Los problemas de visión, al contrario de lo que se cree, son una causa muy infrecuente de cefalea crónica en los niños. Las causas son numerosas. El factor desencadenante más habitual es el estrés.

La cefalea crónica en los niños es una problemática compleja. Genera importantes gastos en recursos médicos (consultas, análisis, imágenes...). Su repercusión afecta no solo al paciente sino a todo su entorno familiar (gastos monetarios, ausencias laborales, ansiedad...)

Además, produce numerosas ausencias escolares. Es una importante carga para los docentes, que “ya no saben qué hacer con las quejas del niño”. Es un trastorno infradiagnosticado e infratratado en Pediatría. Estudios epidemiológicos muestran que hasta el 40 % de los niños, hasta la edad de 13 años, han presentado cefalea recurrente.

Las causas de la cefalea crónica en los niños son numerosas y pueden ir desde trastornos no graves hasta aquellos que sí lo son. Pueden deberse a problemas del Sistema Nervioso o ser secundarios a otros problemas (infecciosos, respiratorios, digestivos). Hay una fuerte predisposición genética a padecerlos.

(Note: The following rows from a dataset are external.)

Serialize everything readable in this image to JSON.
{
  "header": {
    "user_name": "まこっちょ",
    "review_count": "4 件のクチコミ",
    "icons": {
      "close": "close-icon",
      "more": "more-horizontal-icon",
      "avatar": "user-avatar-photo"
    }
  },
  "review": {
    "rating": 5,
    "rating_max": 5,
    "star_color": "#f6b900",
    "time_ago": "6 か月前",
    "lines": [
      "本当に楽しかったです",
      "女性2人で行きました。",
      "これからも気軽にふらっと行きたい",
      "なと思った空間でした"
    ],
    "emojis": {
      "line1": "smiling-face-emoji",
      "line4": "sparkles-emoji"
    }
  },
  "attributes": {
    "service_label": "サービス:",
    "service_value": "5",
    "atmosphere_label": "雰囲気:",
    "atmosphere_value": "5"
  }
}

El factor desencadenante más habitual es el estrés. También la falta de horas de sueño y el exceso de televisión, celular y computadora.

Mitos o falsas creencias

En la enorme mayoría de los casos, cuando el niño dice que le duele, realmente le duele. Es muy común que al no encontrarse la causa y los episodios se repitan se considere que son mañas o que está inventando el dolor para obtener un beneficio secundario.

Resulta frecuente encontrarse con niños que padecen cefalea crónica recidivante que recorren consultorios de diversos médicos especialistas y que son sometidos a numerosos estudios, muchas veces innecesarios.

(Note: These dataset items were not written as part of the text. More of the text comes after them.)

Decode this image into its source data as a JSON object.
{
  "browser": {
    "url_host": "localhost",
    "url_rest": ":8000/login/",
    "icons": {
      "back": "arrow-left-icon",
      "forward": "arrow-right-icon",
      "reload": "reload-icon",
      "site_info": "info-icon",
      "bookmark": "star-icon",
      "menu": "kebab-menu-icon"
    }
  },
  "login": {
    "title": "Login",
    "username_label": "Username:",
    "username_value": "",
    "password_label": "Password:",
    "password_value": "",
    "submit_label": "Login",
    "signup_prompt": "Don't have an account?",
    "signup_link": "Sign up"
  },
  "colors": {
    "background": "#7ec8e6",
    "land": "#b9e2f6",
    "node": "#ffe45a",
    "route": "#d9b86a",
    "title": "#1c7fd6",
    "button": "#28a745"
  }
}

Los problemas de visión, al contrario de lo que se cree, son una causa muy infrecuente de cefalea crónica. Las restricciones dietéticas generales, no mejoran el cuadro

Importancia de un diagnóstico precoz

Mientras más temprano se individualice el problema mayor probabilidad de éxito terapéutico habrá. Con un tratamiento adecuado la enorme mayoría de los niños evoluciona favorablemente.

Signos y síntomas de la cefalea

La cefalea se percibe como un dolor agudo, una sensación punzante o un dolor constante, pero no fuerte. El dolor puede localizarse en uno o ambos lados de la cabeza. El niño puede sentir dolor en una sola zona de la cabeza.

Es importante saber si tiene, además:

  • cambios en la concentración, la memoria o el habla;
  • debilidad en un brazo o en una pierna;
  • cambios en la visión o en la audición;
  • fiebre;
  • congestión;
  • náuseas o vómitos.

Antes de visitar al médico

Si un niño se queja de cefaleas recurrentes o repetidas, hay que llevarlo al médico. Antes de la visita, es importante tomar nota de los detalles de la cefalea, por ejemplo:

  • el tipo de dolor;
  • la ubicación del dolor (en qué zona de la cabeza);
  • cuánto dura (minutos u horas);
  • el momento del día en el que el niño siente dolor (mañana, tarde o noche);
  • factores externos en el momento que siente el dolor;
  • cualquier tratamiento que ayude a calmar el dolor.
 

En la enorme mayoría de los casos, cuando el niño dice que le duele, realmente le duele. Es muy común que al no encontrarse la causa y los episodios se repitan se considere que son mañas o que está inventando el dolor para obtener un beneficio secundario.